Un indicatore di stabilità è dato dall’alto numero di studenti con background migratorio. Nel 2022 gli studenti senza cittadinanza italiana (il Ministero dell’Istruzione non censisce quelli già diventati cittadini), hanno superato i 900.000, l’11% del totale studenti, una percentuale destinata a crescere per l’andamento demografico negativo degli italiani per nascita. Più del 67% sono nati in Italia, altri sono arrivati in età prescolare, altri più tardi per ricongiungimenti familiari, poi ci sono i minori non accompagnati protetti fino ai 18 anni da convenzioni internazionali. La robusta crescita delle iscrizioni alla scuola superiore, sempre di più anche ai licei, segnala la crescente propensione delle famiglie all’istruzione medio-lunga, un indicatore di stabilità e di investimento su un futuro in Italia.
L’Italia sono anch’io
È dalle seconde generazioni che è venuta negli anni 2000 la spinta a modificare la legge 91/1992 sull’accesso alla cittadinanza. È infatti ingiusto, e anche poco lungimirante, che centinaia di migliaia di ragazzi che crescono da noi, imparano a scuola la lingua e la cultura italiana, hanno esperienze vita e di formazione generative di legami, appartenenza, partecipazione, non possano richiedere la cittadinanza se non alla maggiore età. Restando per anni, proprio quando si scelgono percorsi di studio, di qualificazione, di lavoro, condizionati dalla perdita della protezione speciale dovuta ai minori ma senza certezze sul se e sul quando potranno essere riconosciuti cittadini. Sappiamo come è andata. Le proposte legislative di anticipare la cittadinanza legandola all’esperienza scolastica si sono tutte arenate o non hanno potuto completare l’iter di approvazione, come è successo nel 2015. Una porta in faccia che ha lasciato una scia di frustrazioni, risentimenti, sfiducia, con il rischio di estraneità e di identificazioni su base solo etnica e religiosa pericolose per la democrazia.
Il referendum è oggi la sola opportunità concreta di un decisivo cambio di passo
Una proposta di buon senso, quella della riduzione a 5 anni della residenza legale, che prende finalmente di petto la questione, non limitandola agli studenti ma rivolgendola ai maggiorenni extracomunitari che, acquisita la cittadinanza, la trasmettono linearmente ai figli. Dieci anni di residenza legale senza interruzioni significano, nei fatti, una fase molto più lunga in un paese che non prevede permessi di soggiorno per la ricerca del lavoro, centellina regolarizzazioni e sanatorie, prevede – la Bossi-Fini – che si possa perdere il permesso perché si è perso il lavoro.
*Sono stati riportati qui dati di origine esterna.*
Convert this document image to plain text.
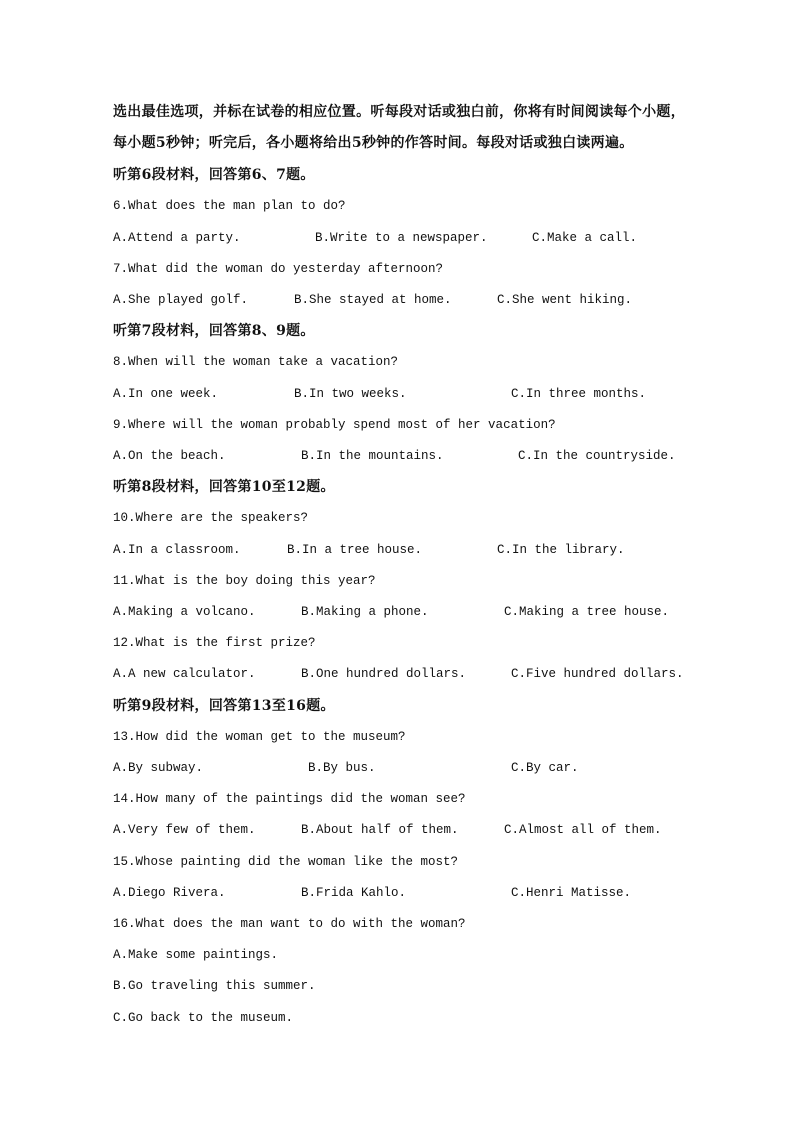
选出最佳选项，并标在试卷的相应位置。听每段对话或独白前，你将有时间阅读每个小题，
每小题5秒钟；听完后，各小题将给出5秒钟的作答时间。每段对话或独白读两遍。
听第6段材料，回答第6、7题。
6.What does the man plan to do?
A.Attend a party.	B.Write to a newspaper.	C.Make a call.
7.What did the woman do yesterday afternoon?
A.She played golf.	B.She stayed at home.	C.She went hiking.
听第7段材料，回答第8、9题。
8.When will the woman take a vacation?
A.In one week.	B.In two weeks.	C.In three months.
9.Where will the woman probably spend most of her vacation?
A.On the beach.	B.In the mountains.	C.In the countryside.
听第8段材料，回答第10至12题。
10.Where are the speakers?
A.In a classroom.	B.In a tree house.	C.In the library.
11.What is the boy doing this year?
A.Making a volcano.	B.Making a phone.	C.Making a tree house.
12.What is the first prize?
A.A new calculator.	B.One hundred dollars.	C.Five hundred dollars.
听第9段材料，回答第13至16题。
13.How did the woman get to the museum?
A.By subway.	B.By bus.	C.By car.
14.How many of the paintings did the woman see?
A.Very few of them.	B.About half of them.	C.Almost all of them.
15.Whose painting did the woman like the most?
A.Diego Rivera.	B.Frida Kahlo.	C.Henri Matisse.
16.What does the man want to do with the woman?
A.Make some paintings.
B.Go traveling this summer.
C.Go back to the museum.
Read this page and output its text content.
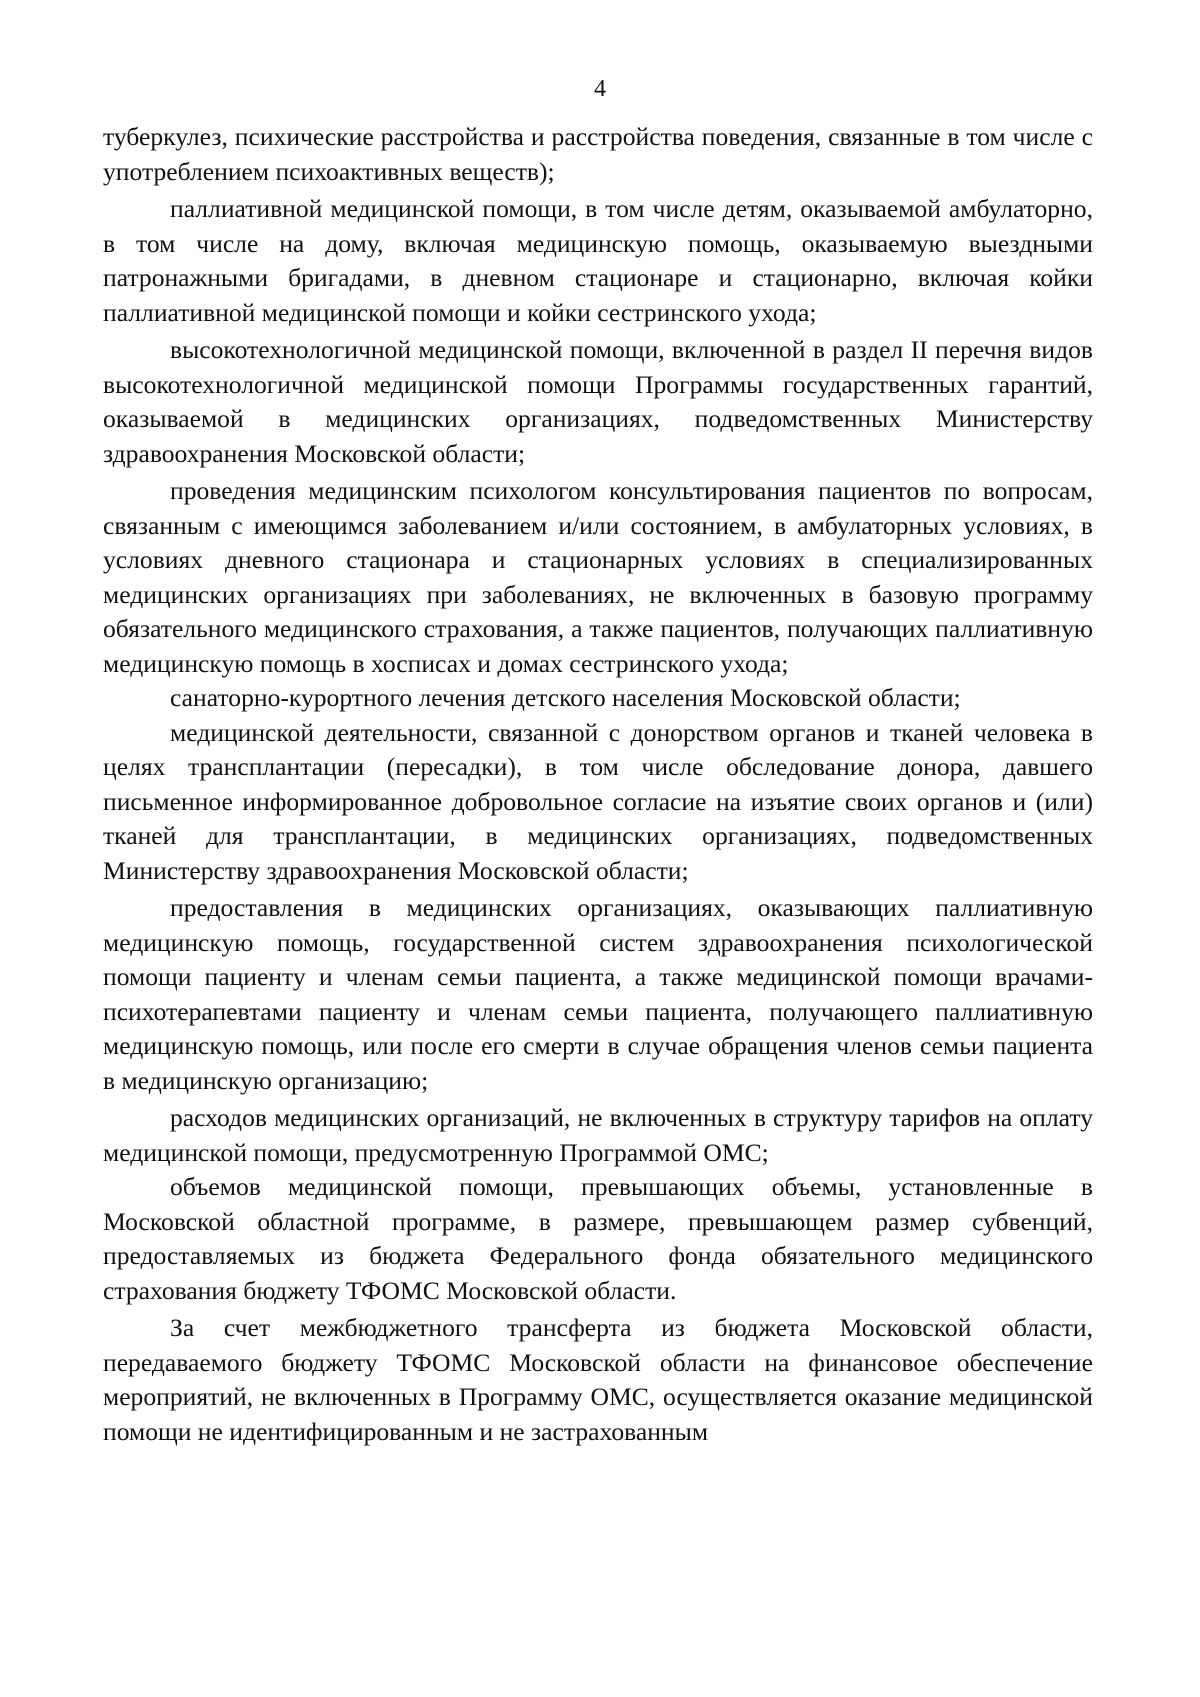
4

туберкулез, психические расстройства и расстройства поведения, связанные в том числе с употреблением психоактивных веществ);

паллиативной медицинской помощи, в том числе детям, оказываемой амбулаторно, в том числе на дому, включая медицинскую помощь, оказываемую выездными патронажными бригадами, в дневном стационаре и стационарно, включая койки паллиативной медицинской помощи и койки сестринского ухода;

высокотехнологичной медицинской помощи, включенной в раздел II перечня видов высокотехнологичной медицинской помощи Программы государственных гарантий, оказываемой в медицинских организациях, подведомственных Министерству здравоохранения Московской области;

проведения медицинским психологом консультирования пациентов по вопросам, связанным с имеющимся заболеванием и/или состоянием, в амбулаторных условиях, в условиях дневного стационара и стационарных условиях в специализированных медицинских организациях при заболеваниях, не включенных в базовую программу обязательного медицинского страхования, а также пациентов, получающих паллиативную медицинскую помощь в хосписах и домах сестринского ухода;

санаторно-курортного лечения детского населения Московской области;

медицинской деятельности, связанной с донорством органов и тканей человека в целях трансплантации (пересадки), в том числе обследование донора, давшего письменное информированное добровольное согласие на изъятие своих органов и (или) тканей для трансплантации, в медицинских организациях, подведомственных Министерству здравоохранения Московской области;

предоставления в медицинских организациях, оказывающих паллиативную медицинскую помощь, государственной систем здравоохранения психологической помощи пациенту и членам семьи пациента, а также медицинской помощи врачами-психотерапевтами пациенту и членам семьи пациента, получающего паллиативную медицинскую помощь, или после его смерти в случае обращения членов семьи пациента в медицинскую организацию;

расходов медицинских организаций, не включенных в структуру тарифов на оплату медицинской помощи, предусмотренную Программой ОМС;

объемов медицинской помощи, превышающих объемы, установленные в Московской областной программе, в размере, превышающем размер субвенций, предоставляемых из бюджета Федерального фонда обязательного медицинского страхования бюджету ТФОМС Московской области.

За счет межбюджетного трансферта из бюджета Московской области, передаваемого бюджету ТФОМС Московской области на финансовое обеспечение мероприятий, не включенных в Программу ОМС, осуществляется оказание медицинской помощи не идентифицированным и не застрахованным
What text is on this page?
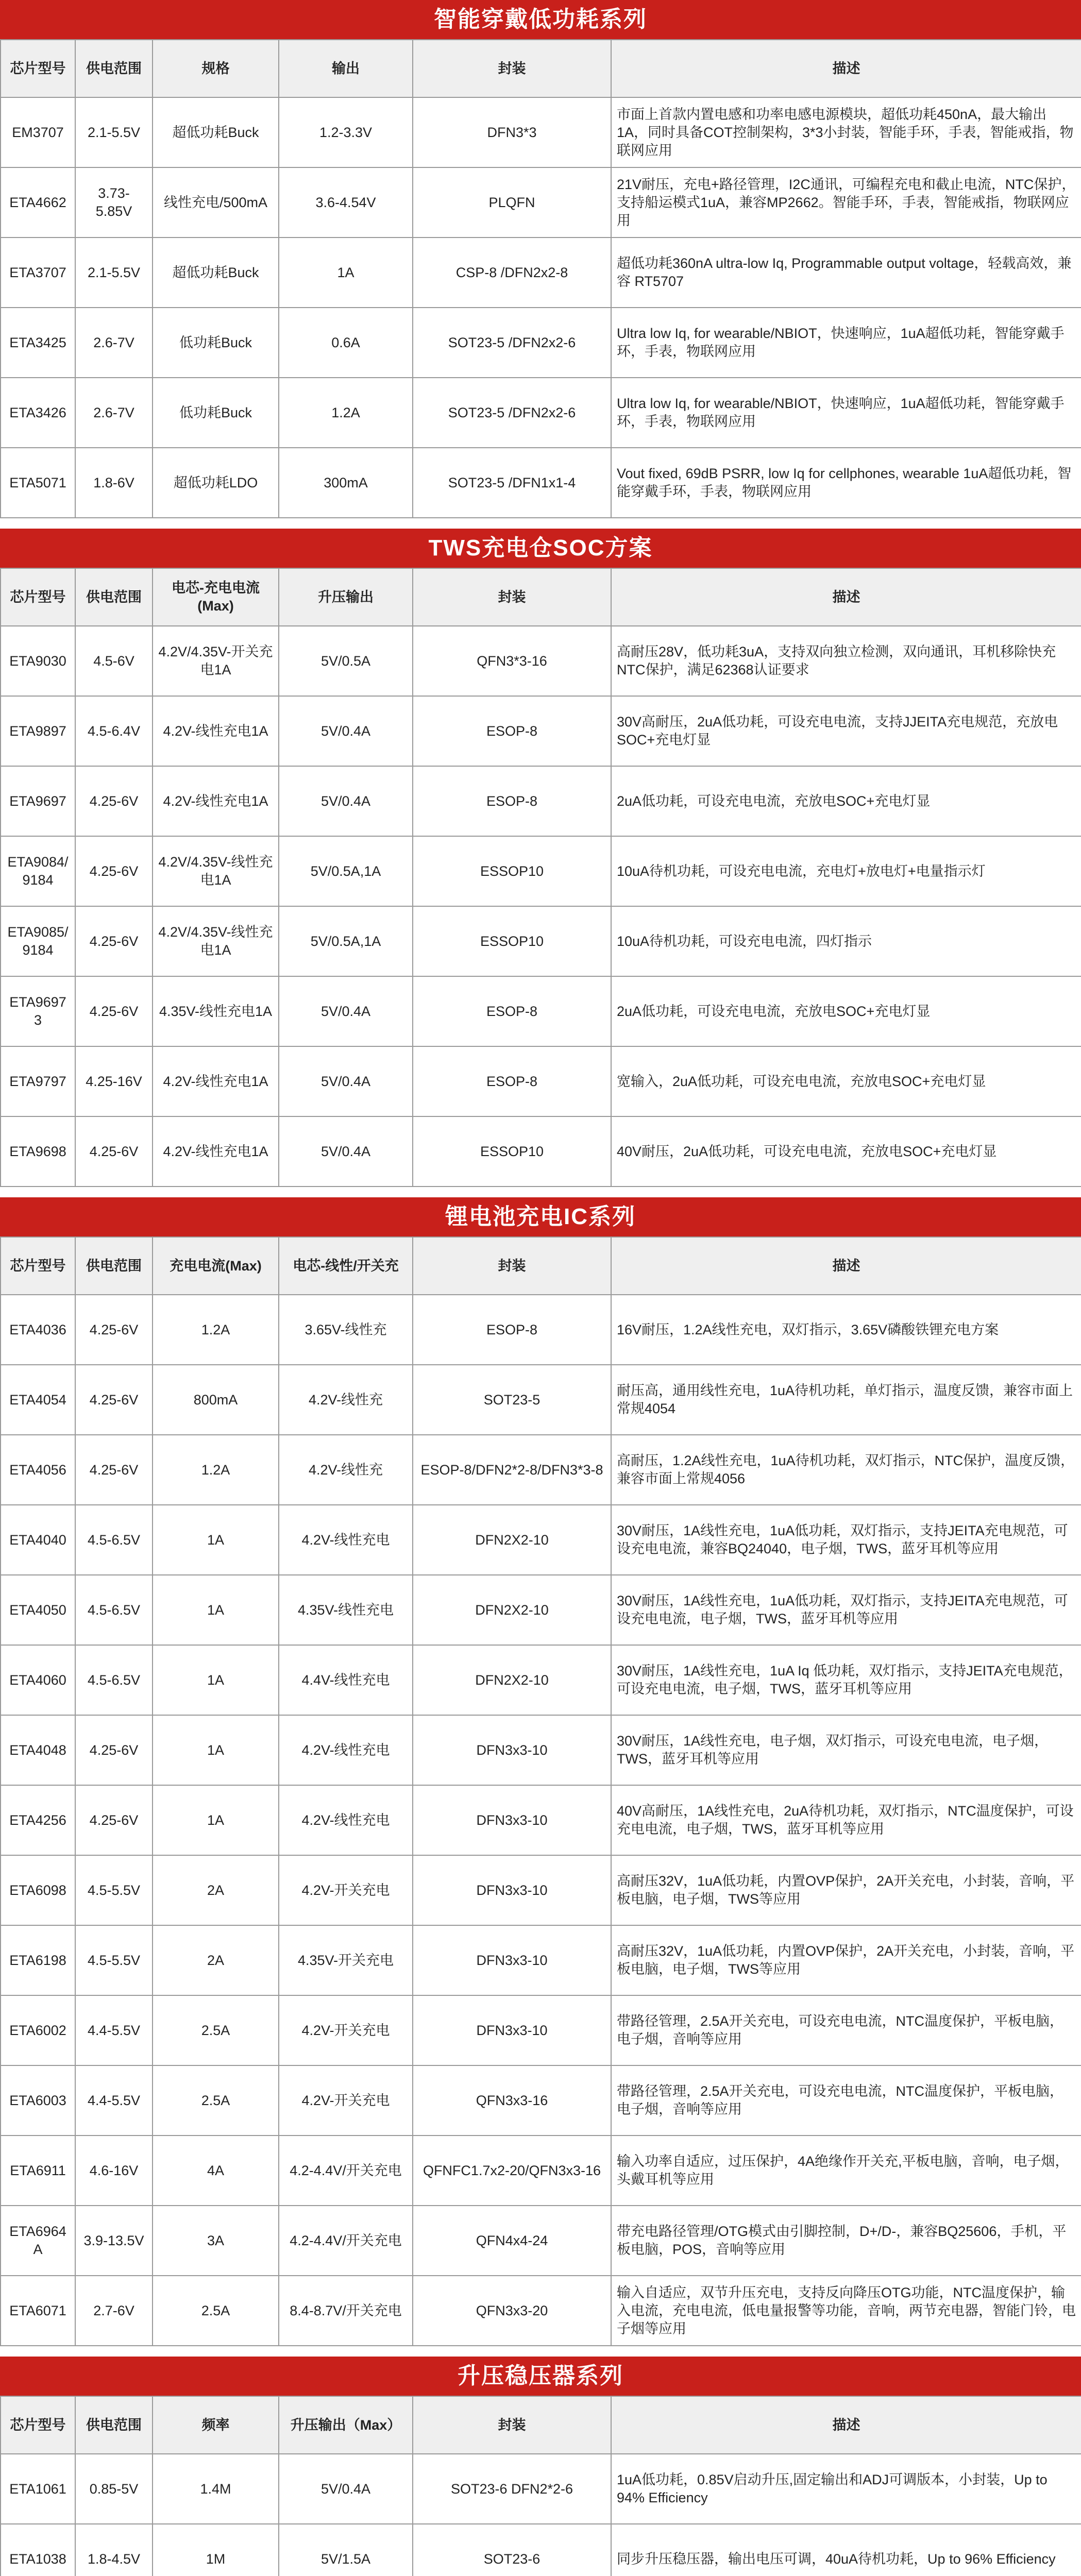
智能穿戴低功耗系列
芯片型号	供电范围	规格	输出	封装	描述
EM3707	2.1-5.5V	超低功耗Buck	1.2-3.3V	DFN3*3	市面上首款内置电感和功率电感电源模块，超低功耗450nA，最大输出1A，同时具备COT控制架构，3*3小封装，智能手环，手表，智能戒指，物联网应用
ETA4662	3.73-5.85V	线性充电/500mA	3.6-4.54V	PLQFN	21V耐压，充电+路径管理，I2C通讯，可编程充电和截止电流，NTC保护，支持船运模式1uA，兼容MP2662。智能手环，手表，智能戒指，物联网应用
ETA3707	2.1-5.5V	超低功耗Buck	1A	CSP-8 /DFN2x2-8	超低功耗360nA ultra-low Iq, Programmable output voltage，轻载高效，兼容 RT5707
ETA3425	2.6-7V	低功耗Buck	0.6A	SOT23-5 /DFN2x2-6	Ultra low Iq, for wearable/NBIOT，快速响应，1uA超低功耗，智能穿戴手环，手表，物联网应用
ETA3426	2.6-7V	低功耗Buck	1.2A	SOT23-5 /DFN2x2-6	Ultra low Iq, for wearable/NBIOT，快速响应，1uA超低功耗，智能穿戴手环，手表，物联网应用
ETA5071	1.8-6V	超低功耗LDO	300mA	SOT23-5 /DFN1x1-4	Vout fixed, 69dB PSRR, low Iq for cellphones, wearable 1uA超低功耗，智能穿戴手环，手表，物联网应用
TWS充电仓SOC方案
芯片型号	供电范围	电芯-充电电流(Max)	升压输出	封装	描述
ETA9030	4.5-6V	4.2V/4.35V-开关充电1A	5V/0.5A	QFN3*3-16	高耐压28V，低功耗3uA，支持双向独立检测，双向通讯，耳机移除快充NTC保护，满足62368认证要求
ETA9897	4.5-6.4V	4.2V-线性充电1A	5V/0.4A	ESOP-8	30V高耐压，2uA低功耗，可设充电电流，支持JJEITA充电规范，充放电SOC+充电灯显
ETA9697	4.25-6V	4.2V-线性充电1A	5V/0.4A	ESOP-8	2uA低功耗，可设充电电流，充放电SOC+充电灯显
ETA9084/9184	4.25-6V	4.2V/4.35V-线性充电1A	5V/0.5A,1A	ESSOP10	10uA待机功耗，可设充电电流，充电灯+放电灯+电量指示灯
ETA9085/9184	4.25-6V	4.2V/4.35V-线性充电1A	5V/0.5A,1A	ESSOP10	10uA待机功耗，可设充电电流，四灯指示
ETA96973	4.25-6V	4.35V-线性充电1A	5V/0.4A	ESOP-8	2uA低功耗，可设充电电流，充放电SOC+充电灯显
ETA9797	4.25-16V	4.2V-线性充电1A	5V/0.4A	ESOP-8	宽输入，2uA低功耗，可设充电电流，充放电SOC+充电灯显
ETA9698	4.25-6V	4.2V-线性充电1A	5V/0.4A	ESSOP10	40V耐压，2uA低功耗，可设充电电流，充放电SOC+充电灯显
锂电池充电IC系列
芯片型号	供电范围	充电电流(Max)	电芯-线性/开关充	封装	描述
ETA4036	4.25-6V	1.2A	3.65V-线性充	ESOP-8	16V耐压，1.2A线性充电，双灯指示，3.65V磷酸铁锂充电方案
ETA4054	4.25-6V	800mA	4.2V-线性充	SOT23-5	耐压高，通用线性充电，1uA待机功耗，单灯指示，温度反馈，兼容市面上常规4054
ETA4056	4.25-6V	1.2A	4.2V-线性充	ESOP-8/DFN2*2-8/DFN3*3-8	高耐压，1.2A线性充电，1uA待机功耗，双灯指示，NTC保护，温度反馈，兼容市面上常规4056
ETA4040	4.5-6.5V	1A	4.2V-线性充电	DFN2X2-10	30V耐压，1A线性充电，1uA低功耗，双灯指示，支持JEITA充电规范，可设充电电流，兼容BQ24040，电子烟，TWS，蓝牙耳机等应用
ETA4050	4.5-6.5V	1A	4.35V-线性充电	DFN2X2-10	30V耐压，1A线性充电，1uA低功耗，双灯指示，支持JEITA充电规范，可设充电电流，电子烟，TWS，蓝牙耳机等应用
ETA4060	4.5-6.5V	1A	4.4V-线性充电	DFN2X2-10	30V耐压，1A线性充电，1uA Iq 低功耗，双灯指示，支持JEITA充电规范，可设充电电流，电子烟，TWS，蓝牙耳机等应用
ETA4048	4.25-6V	1A	4.2V-线性充电	DFN3x3-10	30V耐压，1A线性充电，电子烟，双灯指示，可设充电电流，电子烟，TWS，蓝牙耳机等应用
ETA4256	4.25-6V	1A	4.2V-线性充电	DFN3x3-10	40V高耐压，1A线性充电，2uA待机功耗，双灯指示，NTC温度保护，可设充电电流，电子烟，TWS，蓝牙耳机等应用
ETA6098	4.5-5.5V	2A	4.2V-开关充电	DFN3x3-10	高耐压32V，1uA低功耗，内置OVP保护，2A开关充电，小封装，音响，平板电脑，电子烟，TWS等应用
ETA6198	4.5-5.5V	2A	4.35V-开关充电	DFN3x3-10	高耐压32V，1uA低功耗，内置OVP保护，2A开关充电，小封装，音响，平板电脑，电子烟，TWS等应用
ETA6002	4.4-5.5V	2.5A	4.2V-开关充电	DFN3x3-10	带路径管理，2.5A开关充电，可设充电电流，NTC温度保护，平板电脑，电子烟，音响等应用
ETA6003	4.4-5.5V	2.5A	4.2V-开关充电	QFN3x3-16	带路径管理，2.5A开关充电，可设充电电流，NTC温度保护，平板电脑，电子烟，音响等应用
ETA6911	4.6-16V	4A	4.2-4.4V/开关充电	QFNFC1.7x2-20/QFN3x3-16	输入功率自适应，过压保护，4A绝缘作开关充,平板电脑，音响，电子烟，头戴耳机等应用
ETA6964A	3.9-13.5V	3A	4.2-4.4V/开关充电	QFN4x4-24	带充电路径管理/OTG模式由引脚控制，D+/D-，兼容BQ25606，手机，平板电脑，POS，音响等应用
ETA6071	2.7-6V	2.5A	8.4-8.7V/开关充电	QFN3x3-20	输入自适应，双节升压充电，支持反向降压OTG功能，NTC温度保护，输入电流，充电电流，低电量报警等功能，音响，两节充电器，智能门铃，电子烟等应用
升压稳压器系列
芯片型号	供电范围	频率	升压输出（Max）	封装	描述
ETA1061	0.85-5V	1.4M	5V/0.4A	SOT23-6 DFN2*2-6	1uA低功耗，0.85V启动升压,固定输出和ADJ可调版本，小封装，Up to 94% Efficiency
ETA1038	1.8-4.5V	1M	5V/1.5A	SOT23-6	同步升压稳压器，输出电压可调，40uA待机功耗，Up to 96% Efficiency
Lasciare nell’illegalità per periodi più o meno lunghi un gran numero di residenti non è solo una intollerabile lesione dei diritti di persone che sono ormai parte integrante della società e che sono necessarie al mondo del lavoro e spesso anche alla nostra vita familiare. Significa anche esporre loro e noi agli effetti nefasti della ricattabilità, del lavoro nero, della precarietà, dell’evasione fiscale, e di rischi anche peggiori. Continuare a rendere il più possibile stretta, lunga, impervia, faticosa la strada dell’integrazione a pieno titolo non serve, notoriamente, neppure ad esercitare una deterrenza nei confronti di nuovi flussi in ingresso. Perciò votare sì al referendum per la riduzione dei tempi di ingresso nella cittadinanza è una scelta non solo buona e giusta ma anche intelligente. Non c’è dubbio che di giustizia e di intelligenza ne abbiamo un gran bisogno.
Nota
1 In sintesi: a) i soggetti che possono avanzare la richiesta sono gli stranieri maggiorenni extracomunitari (per i comunitari restano in vigore i 4 anni di residenza legale); b) i requisiti richiesti sono adeguate fonti di sussistenza, un certo livello di conoscenza della lingua italiana, l’ottemperanza agli obblighi tributari e contributivi, l’assenza di cause ostative collegate a ragioni di sicurezza della Repubblica e all’ordine pubblico; c) l’amministrazione pubblica, oltre a verificare l’esistenza dei requisiti oggettivi, deve considerare (come precisato dalla giurisprudenza) l’effettiva integrazione del richiedente. Niente di automatico, insomma (ma l’eventuale non concessione deve essere motivata); d) tempi previsti per l’ottenimento del provvedimento sono 24 mesi, con possibile proroga a 36; e) il dimezzamento da 10 a 5 anni del tempo di residenza legale per presentare la richiesta è in linea con la normativa di gran parte dei paesi europei, tra cui Francia, Germania, Paesi Bassi, Belgio, Svezia, Gran Bretagna.